Since last month, fighting in Burma’s northern Kachin State has intensified and the government has launched frequent airstrikes on KIA positions using fighter jets and helicopters in an effort to conquer the mountains around Laiza, a small town on the Burma-China border where the KIA headquarters is located.
Monday’s attack was the first time that Laiza was directly hit. The incident seems to indicate that the Burmese army is increasingly prepared to use heavy firepower in and around Laiza valley, despite the presence of thousands of civilians.
La Rip, coordinator of the Relief Action Network for IDPs and Refugees (RANIR), which coordinates aid for the displaced villagers, said an estimated 15,000 internally displaced persons (IDPs) are sheltering in camps in Laiza, while another 20,000 residents are hiding in their homes.
He said the civilians were caught between the Chinese border and the escalating fighting in the surrounding mountains.

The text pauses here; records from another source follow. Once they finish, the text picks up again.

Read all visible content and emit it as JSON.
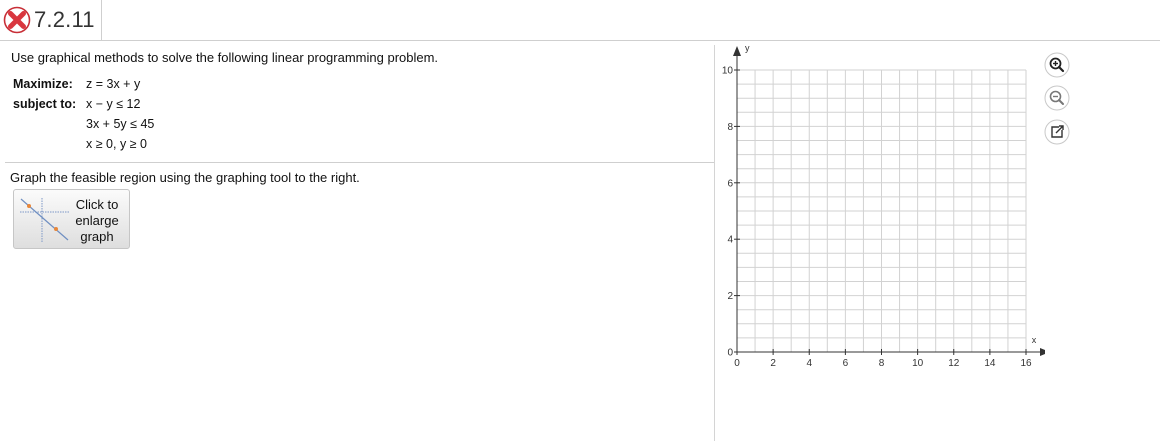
{
  "header": {
    "problem_id": "7.2.11",
    "status_icon": "incorrect-x-icon",
    "status_color": "#d9363e"
  },
  "problem": {
    "instructions": "Use graphical methods to solve the following linear programming problem.",
    "maximize_label": "Maximize:",
    "objective": "z = 3x + y",
    "subject_to_label": "subject to:",
    "constraints": [
      "x − y ≤ 12",
      "3x + 5y ≤ 45",
      "x ≥ 0, y ≥ 0"
    ]
  },
  "graph_section": {
    "instructions": "Graph the feasible region using the graphing tool to the right.",
    "enlarge_button": [
      "Click to",
      "enlarge",
      "graph"
    ]
  },
  "graph": {
    "x_label": "x",
    "y_label": "y",
    "x_ticks": [
      "0",
      "2",
      "4",
      "6",
      "8",
      "10",
      "12",
      "14",
      "16"
    ],
    "y_ticks": [
      "0",
      "2",
      "4",
      "6",
      "8",
      "10"
    ],
    "x_range": [
      0,
      16
    ],
    "y_range": [
      0,
      10
    ],
    "x_step": 1,
    "y_step": 0.5,
    "grid": true
  },
  "tools": [
    "zoom-in-icon",
    "zoom-out-icon",
    "expand-graph-icon"
  ]
}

“Continuing indiscriminate artillery shelling towards Laiza from Burmese government troop based area in Daw Phone Yang begun since December 14, 2012 and today’s [strikes] are the first ever that fell into Laiza residential area, killing and injuring civilians,” he wrote in an email.
“Laiza residents and IDPs are terrified and residents from the quarter where the shells fell are now being evacuated to areas closer to the border. They are sheltering along the Laiza river bank, which divides China and Burma,” La Rip said.
Authorities in neighboring Yunnan Province, in China, announced on Sunday that they were preparing for an influx of Kachin refugees due to an increase in the fighting and had prepared four camps with emergency supplies for 10,000 refugees, Chinese media reported.
An estimated 100,000 villagers have been displaced in the whole of Kachin State since fighting in the region began 18 months ago.